The study, which also includes the University of North Carolina and East Carolina, will run for several years and is funded with a $330,000 grant through the American Cancer Society. The goal of the grant is to identify strategies that encourage patients to follow through on health care instructions.
African-Americans are more likely to develop and die from lung cancer than any other racial or ethnic group.
Information: (803) 799-5022 or ashleye.davis @uscmed.sc.edu.
Carolina-Clemson literally is a blood rivalry
The annual Carolina-Clemson Blood Drive is running through Friday. You don’t have to be a student to donate.
Over the past 27 years of competition, the universities have collected more than 90,000 units of blood, potentially saving more than 270,000 lives. While USC has won the blood drive competition the past four years in a row, Clemson University currently leads the competition with 14 blood drive wins to USC’s 13 wins.
Individuals who are 17 years of age, weigh at least 110 pounds and are generally in good health may be eligible to donate blood.
In Columbia, blood donations may be made at the Russell House ballroom 10 a.m.-7 p.m. today through Friday; at Thomas Cooper Library 11 a.m-6 p.m. today through Friday; at Darla Moore School of Business 11 a.m.-6 p.m. Friday; at Colonial Life Arena 11 a.m-6 p.m. today; at the Greek Village 11 a.m.-6 p.m. Thursday; and at Carolina Coliseum 11 a.m.-6 p.m. Thursday.

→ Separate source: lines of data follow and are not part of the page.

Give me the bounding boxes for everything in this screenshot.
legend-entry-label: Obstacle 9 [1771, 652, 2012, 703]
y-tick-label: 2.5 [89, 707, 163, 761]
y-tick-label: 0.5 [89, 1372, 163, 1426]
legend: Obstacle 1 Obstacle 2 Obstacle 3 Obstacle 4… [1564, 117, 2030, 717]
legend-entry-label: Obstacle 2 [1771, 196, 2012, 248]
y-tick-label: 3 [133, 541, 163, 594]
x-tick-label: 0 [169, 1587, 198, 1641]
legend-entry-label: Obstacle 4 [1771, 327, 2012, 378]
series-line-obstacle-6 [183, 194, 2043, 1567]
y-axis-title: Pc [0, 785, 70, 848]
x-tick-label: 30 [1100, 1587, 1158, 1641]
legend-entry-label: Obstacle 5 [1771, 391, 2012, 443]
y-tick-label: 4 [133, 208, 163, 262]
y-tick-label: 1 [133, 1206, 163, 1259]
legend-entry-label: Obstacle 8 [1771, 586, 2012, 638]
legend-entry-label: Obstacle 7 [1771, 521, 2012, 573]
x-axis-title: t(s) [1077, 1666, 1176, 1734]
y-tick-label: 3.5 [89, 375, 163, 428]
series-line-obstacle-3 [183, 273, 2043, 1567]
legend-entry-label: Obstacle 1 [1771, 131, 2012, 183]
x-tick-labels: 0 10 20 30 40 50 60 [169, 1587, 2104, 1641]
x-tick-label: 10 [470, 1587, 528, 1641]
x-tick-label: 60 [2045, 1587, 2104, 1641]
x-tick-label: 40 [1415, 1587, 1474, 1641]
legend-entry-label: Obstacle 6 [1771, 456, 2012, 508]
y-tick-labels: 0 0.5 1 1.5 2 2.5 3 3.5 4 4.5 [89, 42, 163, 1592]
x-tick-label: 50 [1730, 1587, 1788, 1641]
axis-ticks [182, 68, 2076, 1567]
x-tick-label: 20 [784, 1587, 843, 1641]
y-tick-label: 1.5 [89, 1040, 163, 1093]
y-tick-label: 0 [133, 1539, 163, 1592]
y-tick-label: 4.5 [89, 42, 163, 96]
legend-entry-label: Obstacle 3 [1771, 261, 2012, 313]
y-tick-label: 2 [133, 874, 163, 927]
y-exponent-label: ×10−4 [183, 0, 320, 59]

Information: (803) 331-3629 or redcrossblood.org
Conference helps those who lost someone to suicide
The American Foundation for Suicide Prevention will bring together thousands of people around the world who are bereaved after a suicide loss to share in a day of healing and support on Saturday.
A local International Survivors of Suicide Day conference will be held that day at Virginia Wingard Memorial United Methodist Church, 1500 Broad River Road, Columbia, beginning at noon. The program also will be available online at www.afsp.org.
Information: (803) 552-9318 or firstname.lastname@example.org
Doctors playing music to benefit free clinic
The Doctors Lounge is a chance to see physicians having fun and playing music outside their offices for a good cause.
The annual musical event, which serves as a fund-raiser for The Free Medical Clinic in Columbia, is set for 7 p.m. Thursday at the Columbia Metropolitan Convention Center.
The Office of Research and Statistics estimates there are more than 74,000 uninsured people in Richland and Lexington counties. The Free Medical Clinic helps address this issue by serving patients with a household income at or below 133 percent of the federal poverty level that have no Medicare, Medicaid or private insurance. In 2011, the clinic served more than 7,200 patients.
Fourteen local physicians have volunteered to perform in musical genre from bluegrass to jazz. Tickets are $40 in advance, $50 at the door.